I tested with v4.15.0-041500. Great news, the hang is resolved! The second issue I found still exists, but that is not nearly as severe (it doesn't block my usage). It also occurs on more drives. Should I break that into a separate issue? Thank you very very much for your help, Bart.
Sorry but I lost track. What was the second issue?
Git Bisect Log 2 - https://bugzilla.kernel.org/attachment.cgi?id=274897 This identifies a separate issue (should I file a separate bug for this?) where mounting/unmounting caused error: > Device /dev/sdb3 is already mounted at `/media/temp/[identifier]`. > (udisks-error-quark, 6) Unmounting gives a similar error about being unable to unmount (I can provide the exact error in a bit if you need it). This mounting/unmounting error still exists in the v4.15 kernel and was introduced in the commit isolated in the above bisect (Git Bisect Log 2).
At the end of bisect log 2 I found the following: first bad commit: [8d65b08debc7e62b2c6032d7fe7389d895b92cbc] Merge git://git.kernel.org/pub/scm/linux/kernel/git/davem/net-next It seems unlikely to me that any of the commits in the networking tree would cause mounting of a local filesystem to fail.
Yet it appears there were numerous revisions in the `drivers/scsi` area...? https://git.kernel.org/pub/scm/linux/kernel/git/davem/net-next.git/commit/?id=8d65b08debc7e62b2c6032d7fe7389d895b92cbc I'm a newbie, so... I could obviously be reading this completely wrong...
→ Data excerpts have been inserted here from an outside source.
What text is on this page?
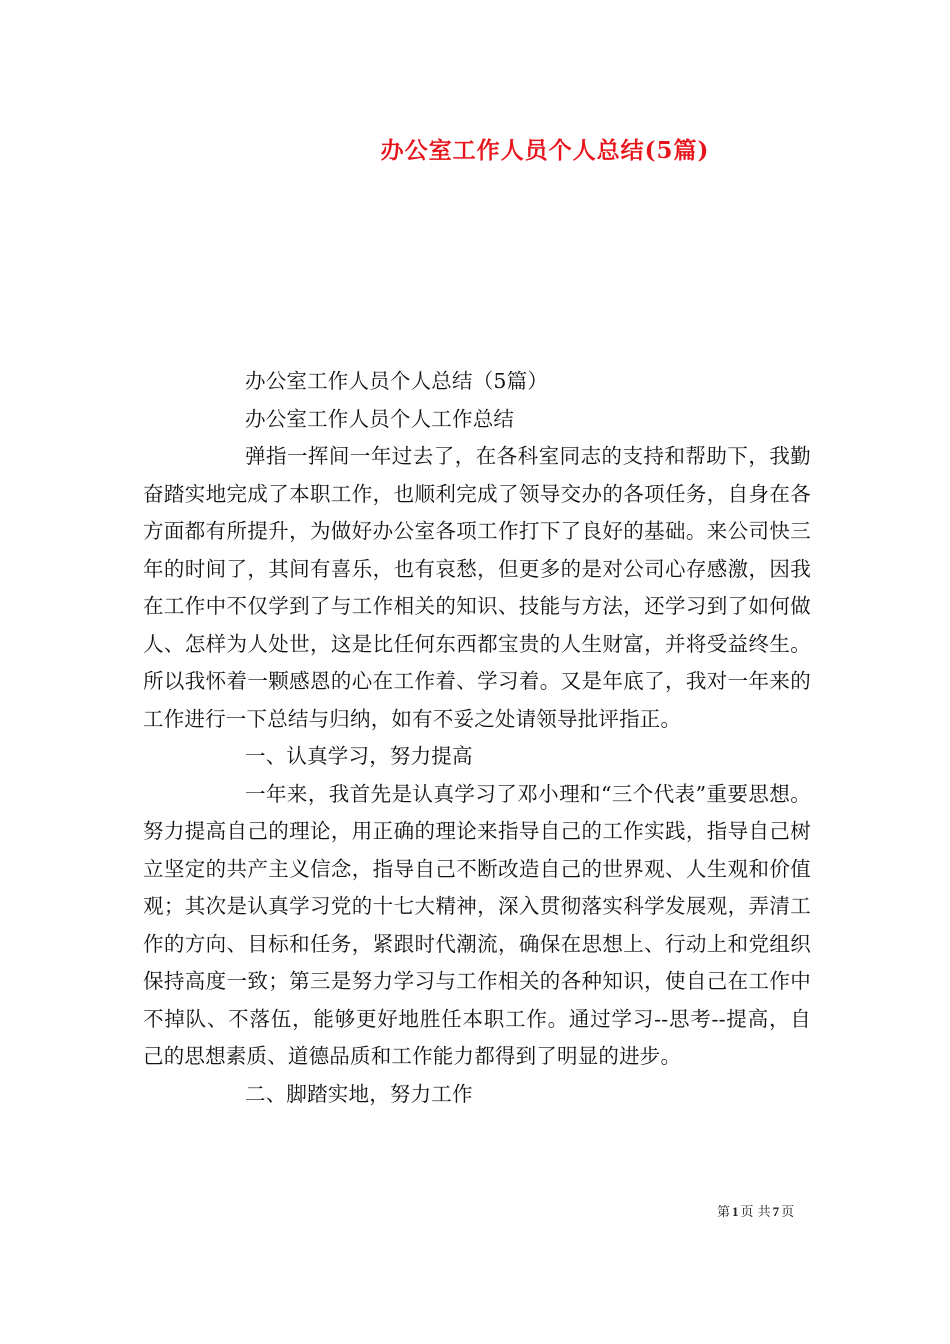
办公室工作人员个人总结(5篇)

办公室工作人员个人总结（5篇）

办公室工作人员个人工作总结

弹指一挥间一年过去了，在各科室同志的支持和帮助下，我勤奋踏实地完成了本职工作，也顺利完成了领导交办的各项任务，自身在各方面都有所提升，为做好办公室各项工作打下了良好的基础。来公司快三年的时间了，其间有喜乐，也有哀愁，但更多的是对公司心存感激，因我在工作中不仅学到了与工作相关的知识、技能与方法，还学习到了如何做人、怎样为人处世，这是比任何东西都宝贵的人生财富，并将受益终生。所以我怀着一颗感恩的心在工作着、学习着。又是年底了，我对一年来的工作进行一下总结与归纳，如有不妥之处请领导批评指正。

一、认真学习，努力提高

一年来，我首先是认真学习了邓小理和“三个代表”重要思想。努力提高自己的理论，用正确的理论来指导自己的工作实践，指导自己树立坚定的共产主义信念，指导自己不断改造自己的世界观、人生观和价值观；其次是认真学习党的十七大精神，深入贯彻落实科学发展观，弄清工作的方向、目标和任务，紧跟时代潮流，确保在思想上、行动上和党组织保持高度一致；第三是努力学习与工作相关的各种知识，使自己在工作中不掉队、不落伍，能够更好地胜任本职工作。通过学习--思考--提高，自己的思想素质、道德品质和工作能力都得到了明显的进步。

二、脚踏实地，努力工作

第 1 页 共 7 页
(Also, to clarify, the mounting does not actually fail... it produces that error as a dialog in the GUI, but mounting does actually succeed.)
As far as I can see merging Dave's tree pulled in only the following three SCSI changes: * qed*: Utilize Firmware 8.15.3.0 * qedf: fix wrong le16 conversion * netlink: extended ACK reporting Unless you are using the qedi or qedf driver I think that's it's unlikely that these changes are related to the issue you reported.
Thank you again. Should we close this issue as duplicate / resolves elsewhere?
This ticket has category IO/Storage; SCSI. That category does not cover mounting filesystems. I'm fine with closing this ticket and creating a new ticket if for the mount issue if necessary.